Easily the most affecting story in the collection is “Jeopardy,” about a shrewd Allied Pharmaceuticals salesman and seeming Lothario who is forced to wheedle and con his way past clinic receptionists in order to get to the doctors for a few minutes. “Sympathy’s the key to Lisa’s lock, as it is with a lot of them. You open your heart wide enough, she presses the buzzer under her desk and it’s Hello Sesame.” But he has not opened his heart wide enough to admit he has homosexual affairs with fellow salesmen on the road, or that the father he loved has just died. When, in his grief, he calls a favorite receptionist at home, she interrupts him with thanks for an inhaler that seems to have saved her son’s life. And he thinks, “There’s purposes we don’t suspect, side paths we don’t venture but a few steps down, and yet there’s a give-and-take that leads forward, a surprise when we don’t even know we need it.”
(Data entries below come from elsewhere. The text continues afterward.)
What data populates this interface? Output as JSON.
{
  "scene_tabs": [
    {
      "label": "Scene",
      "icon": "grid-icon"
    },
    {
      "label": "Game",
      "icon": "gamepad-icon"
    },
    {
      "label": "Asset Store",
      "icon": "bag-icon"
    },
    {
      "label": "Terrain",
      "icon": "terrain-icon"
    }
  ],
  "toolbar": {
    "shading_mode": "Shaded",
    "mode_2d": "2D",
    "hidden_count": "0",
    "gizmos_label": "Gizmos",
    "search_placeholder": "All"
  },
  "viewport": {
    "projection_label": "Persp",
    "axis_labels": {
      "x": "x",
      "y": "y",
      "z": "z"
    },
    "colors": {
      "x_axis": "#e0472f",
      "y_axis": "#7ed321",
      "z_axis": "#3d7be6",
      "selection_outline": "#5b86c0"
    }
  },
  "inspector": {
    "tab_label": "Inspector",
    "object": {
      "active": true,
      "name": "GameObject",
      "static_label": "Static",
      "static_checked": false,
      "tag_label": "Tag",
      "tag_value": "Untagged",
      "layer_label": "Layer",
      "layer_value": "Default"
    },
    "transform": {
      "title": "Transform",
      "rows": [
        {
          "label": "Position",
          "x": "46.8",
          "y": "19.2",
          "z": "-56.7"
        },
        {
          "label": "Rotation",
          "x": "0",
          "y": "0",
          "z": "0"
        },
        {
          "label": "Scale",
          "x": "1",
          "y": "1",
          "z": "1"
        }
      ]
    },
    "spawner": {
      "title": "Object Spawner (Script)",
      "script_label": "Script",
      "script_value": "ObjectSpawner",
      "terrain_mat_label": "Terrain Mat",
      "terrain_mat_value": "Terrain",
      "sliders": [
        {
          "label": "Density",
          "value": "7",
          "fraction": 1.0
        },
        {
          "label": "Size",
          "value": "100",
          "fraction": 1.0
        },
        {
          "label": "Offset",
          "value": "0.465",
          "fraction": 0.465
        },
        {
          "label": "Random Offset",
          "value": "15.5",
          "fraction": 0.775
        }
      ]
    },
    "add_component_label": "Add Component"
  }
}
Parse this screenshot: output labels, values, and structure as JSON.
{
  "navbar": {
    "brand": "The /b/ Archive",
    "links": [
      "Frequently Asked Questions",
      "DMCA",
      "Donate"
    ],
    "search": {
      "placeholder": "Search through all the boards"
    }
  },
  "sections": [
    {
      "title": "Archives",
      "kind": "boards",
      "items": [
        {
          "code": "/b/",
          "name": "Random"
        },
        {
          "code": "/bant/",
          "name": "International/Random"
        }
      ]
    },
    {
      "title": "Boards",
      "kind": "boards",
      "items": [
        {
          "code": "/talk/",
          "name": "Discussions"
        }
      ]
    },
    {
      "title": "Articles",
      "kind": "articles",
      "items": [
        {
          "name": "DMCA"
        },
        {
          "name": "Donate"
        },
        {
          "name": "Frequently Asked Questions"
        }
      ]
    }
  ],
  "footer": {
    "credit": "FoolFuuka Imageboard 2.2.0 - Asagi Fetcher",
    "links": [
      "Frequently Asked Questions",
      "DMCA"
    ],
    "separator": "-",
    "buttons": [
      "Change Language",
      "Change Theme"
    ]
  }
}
Whether he’s writing comically about a high school football coach who fakes his way through his classes in French knowing little more than oui, or seriously about a postgraduate anthropologist in an Alaskan fishing village, Dorris’s details are authoritative and apt, his voices distinct and persuasive. Even stories written in the first-person female have the feel of authenticity. And his writing is often stunning in its shorthand poetry: “Without Dad around, Mom was horsepower with nothing to move.”

Michael Dorris is best known as the author of the novels “A Yellow Raft in Blue Water” and “The Crown of Columbus” (co-written with his wife, Louise Erdrich), and of the nonfiction account, “The Broken Cord,” winner of the National Book Critics Circle Award. “Working Men” features fiction previously published in “Mother Jones,” “Ploughshares,” “Northwest Review,” and other literary quarterlies, as well as four new stories. All are strikingly different, and are told with flair and efficiency and honed craftsmanship. “Working Men” is admirable not just for its mastery and variety, but for Michael Dorris’s faith in the heroism and importance of ordinary American life.